In one of my recent articles, I wrote a response to a man who complained about not being able to find a decent place to meditate in or around work. If you’re a meditation enthusiast and have similar challenges with sneaking around to meditate, I wanted to present you with another idea.
What if you got your entire office meditating with you?
Now, before you think this is a crazy idea that would never work in your office environment, just hear me out.
There’s a growing wave of interest in alternative methods for reducing employee stress, and increasing productivity. As a result, many progressive companies (large and small) are embracing the idea of allowing employees to set aside time during the busiest periods of their workday to meditate.
Some companies such as Apple, Nike, Google and Yahoo (and even mindbodygreen!) already have dedicated meditation rooms for their employees, while Oprah encourages her staff to stop what they’re doing and meditate twice each work day!

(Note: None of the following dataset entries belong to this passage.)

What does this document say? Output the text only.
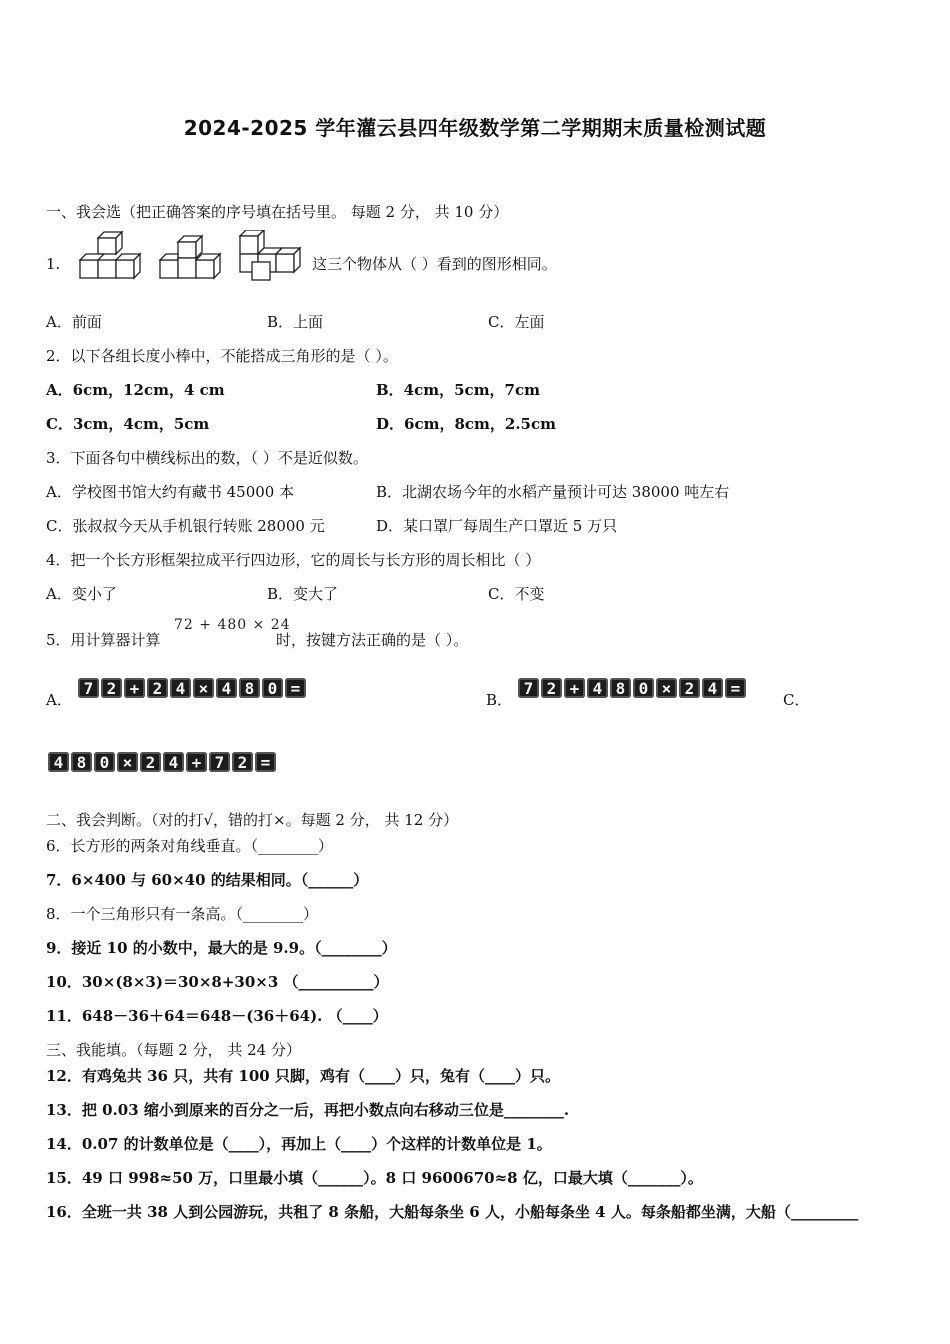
2024-2025 学年灌云县四年级数学第二学期期末质量检测试题
一、我会选（把正确答案的序号填在括号里。 每题 2 分， 共 10 分）
1.	这三个物体从（ ）看到的图形相同。
A．前面	B．上面	C．左面
2．以下各组长度小棒中，不能搭成三角形的是（ ）。
A．6cm，12cm，4 cm	B．4cm，5cm，7cm
C．3cm，4cm，5cm	D．6cm，8cm，2.5cm
3．下面各句中横线标出的数，（ ）不是近似数。
A．学校图书馆大约有藏书 45000 本	B．北湖农场今年的水稻产量预计可达 38000 吨左右
C．张叔叔今天从手机银行转账 28000 元	D．某口罩厂每周生产口罩近 5 万只
4．把一个长方形框架拉成平行四边形，它的周长与长方形的周长相比（ ）
A．变小了	B．变大了	C．不变
5．用计算器计算
72 + 480 × 24
时，按键方法正确的是（ ）。
A．
7 2 + 2 4 × 4 8 0 =
B．
7 2 + 4 8 0 × 2 4 =
C．
4 8 0 × 2 4 + 7 2 =
二、我会判断。（对的打√，错的打×。每题 2 分， 共 12 分）
6．长方形的两条对角线垂直。（________）
7．6×400 与 60×40 的结果相同。（______）
8．一个三角形只有一条高。（________）
9．接近 10 的小数中，最大的是 9.9。（________）
10．30×(8×3)＝30×8+30×3 （__________）
11．648－36＋64＝648－(36＋64). （____）
三、我能填。（每题 2 分， 共 24 分）
12．有鸡兔共 36 只，共有 100 只脚，鸡有（____）只，兔有（____）只。
13．把 0.03 缩小到原来的百分之一后，再把小数点向右移动三位是________.
14．0.07 的计数单位是（____），再加上（____）个这样的计数单位是 1。
15．49 口 998≈50 万，口里最小填（______）。8 口 9600670≈8 亿，口最大填（_______）。
16．全班一共 38 人到公园游玩，共租了 8 条船，大船每条坐 6 人，小船每条坐 4 人。每条船都坐满，大船（_________
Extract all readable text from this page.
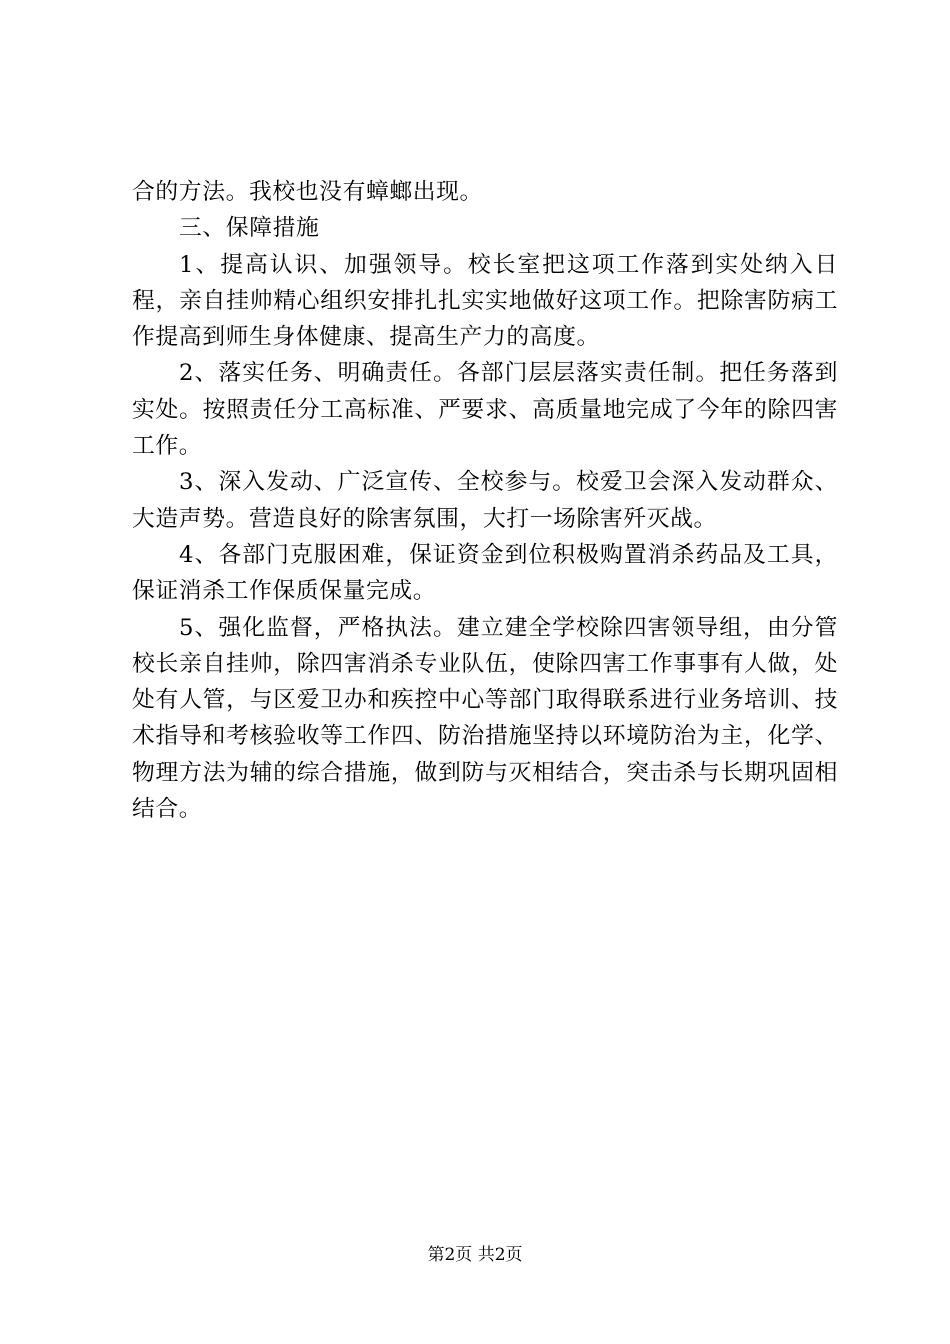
合的方法。我校也没有蟑螂出现。

三、保障措施

1、提高认识、加强领导。校长室把这项工作落到实处纳入日程，亲自挂帅精心组织安排扎扎实实地做好这项工作。把除害防病工作提高到师生身体健康、提高生产力的高度。

2、落实任务、明确责任。各部门层层落实责任制。把任务落到实处。按照责任分工高标准、严要求、高质量地完成了今年的除四害工作。

3、深入发动、广泛宣传、全校参与。校爱卫会深入发动群众、大造声势。营造良好的除害氛围，大打一场除害歼灭战。

4、各部门克服困难，保证资金到位积极购置消杀药品及工具，保证消杀工作保质保量完成。

5、强化监督，严格执法。建立建全学校除四害领导组，由分管校长亲自挂帅，除四害消杀专业队伍，使除四害工作事事有人做，处处有人管，与区爱卫办和疾控中心等部门取得联系进行业务培训、技术指导和考核验收等工作四、防治措施坚持以环境防治为主，化学、物理方法为辅的综合措施，做到防与灭相结合，突击杀与长期巩固相结合。

第2页 共2页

It’s not just tech companies who’ve embraced meditation. Also in the fold are Procter & Gamble, Deutsche Bank, and AOL Time Warner.
If your company is still in the dark ages when it comes to embracing the simple practice that allows you to think clearer, be less stressed, and make every other area of production better, here’s a way to put forth an initiative to have a daily office meditation:
1. Make sure YOU’RE meditating.
If you’ve been off and on in your personal practice, it’s going to be harder to convince anyone else that it’s worth carving out work hours to do. You must be consistent, even if it means going through great lengths to meditate in or around your office in the afternoons, or right after work.
You will become your own best sales pitch for meditation at work, because you will become more productive and happier, and people will start to notice.
2. Do your research.
While you’re meditating with consistency for at least 3 months, start gathering data to support your initiative for company-wide meditation. You can do internet research, or you can get Arianna Huffington’s book, Thrive, and/or Russell Simmon’s book Success Through Stillness.
They are both chock-full of data supporting the benefits of corporate meditation. Reading either of them will reaffirm your personal commitment to meditating as well.
3. Prepare a deck or slide show.
Take detailed notes from the books, making sure to cite your sources to increase the validity of your proposal. Then simplify it in a presentation no more than 10 slides long. Focus more on the benefits of the company as opposed to personal benefits, which will occur anyway once you start the program.
4. Name drop.
Normally, name-dropping in any situation is frowned upon, except when it comes to this. There may be big-name, profitable and progressive companies within your industry that are already instituting employee meditation programs. Several are listed in the aforementioned books. Nothing motivates the decision makers like learning that their competition has a secret weapon they are not yet accessing.
5. Ask for more than you want.
Don’t be shy. Start off by asking for the world. Propose two 20-minute periods dedicated for a company-wide meditation each day, one in the morning, and one in the afternoon. You’re probably not going to get it (unless, of course, you work at a monastery). But you may get one 20-minute meditation period a day as a consolation.
If they give you a choice of morning or afternoon, choose afternoon. Humans naturally have a lull in energy around 2PM. Shooting for a daily 3PM 20-minute office meditation would do wonders to re-energize your team and position you and your coworkers to have some of your most creative ideas.
6. Have a backup “If / then” plan.
In case you get push-back from the decision-makers on one meditation a day, hit them back with an if/then plan — basically a trial period. Phrase it like so: “Let’s just try it for a week, and if it doesn’t increase energy levels and productivity, then we can go back to what we were doing before.” Or, “Let’s dedicate a room in the office as our office meditation room for whoever wants to take a meditation break.” No reasonable decision maker can resist that kind of request.
With a little bit of initiative, you can make meditation a cool thing that more people do at work, which means you will help spread more happiness into the world. Not a bad side-benefit.
It’s also something that would spruce up the old CV. I’m not suggesting you use resume-building as your motivation, but it certainly doesn’t hurt for you to be known within your industry as the person who helped increase productivity levels and decrease employee sick days, by instituting a company-wide meditation program.
You don’t need everyone to participate. Just those who may be interested.
For employees without a technique, there are a couple of brilliant (and free) apps that offer simple, straight-forward instruction for a 20-minute practice, such as 1 Giant Mind, Headspace, or Russell Simmons’s new app, Meditation Made Simple.
And worse case scenario, if you get fired for trying to start a meditation program at your company, you still win, because you’ll draw unemployment while you find a new job, and that’s a badass thing to tell your next potential employer in the interview. “Yeah, I got fired for being committed to my meditation practice.”
Who knows, maybe you’ll start a movement?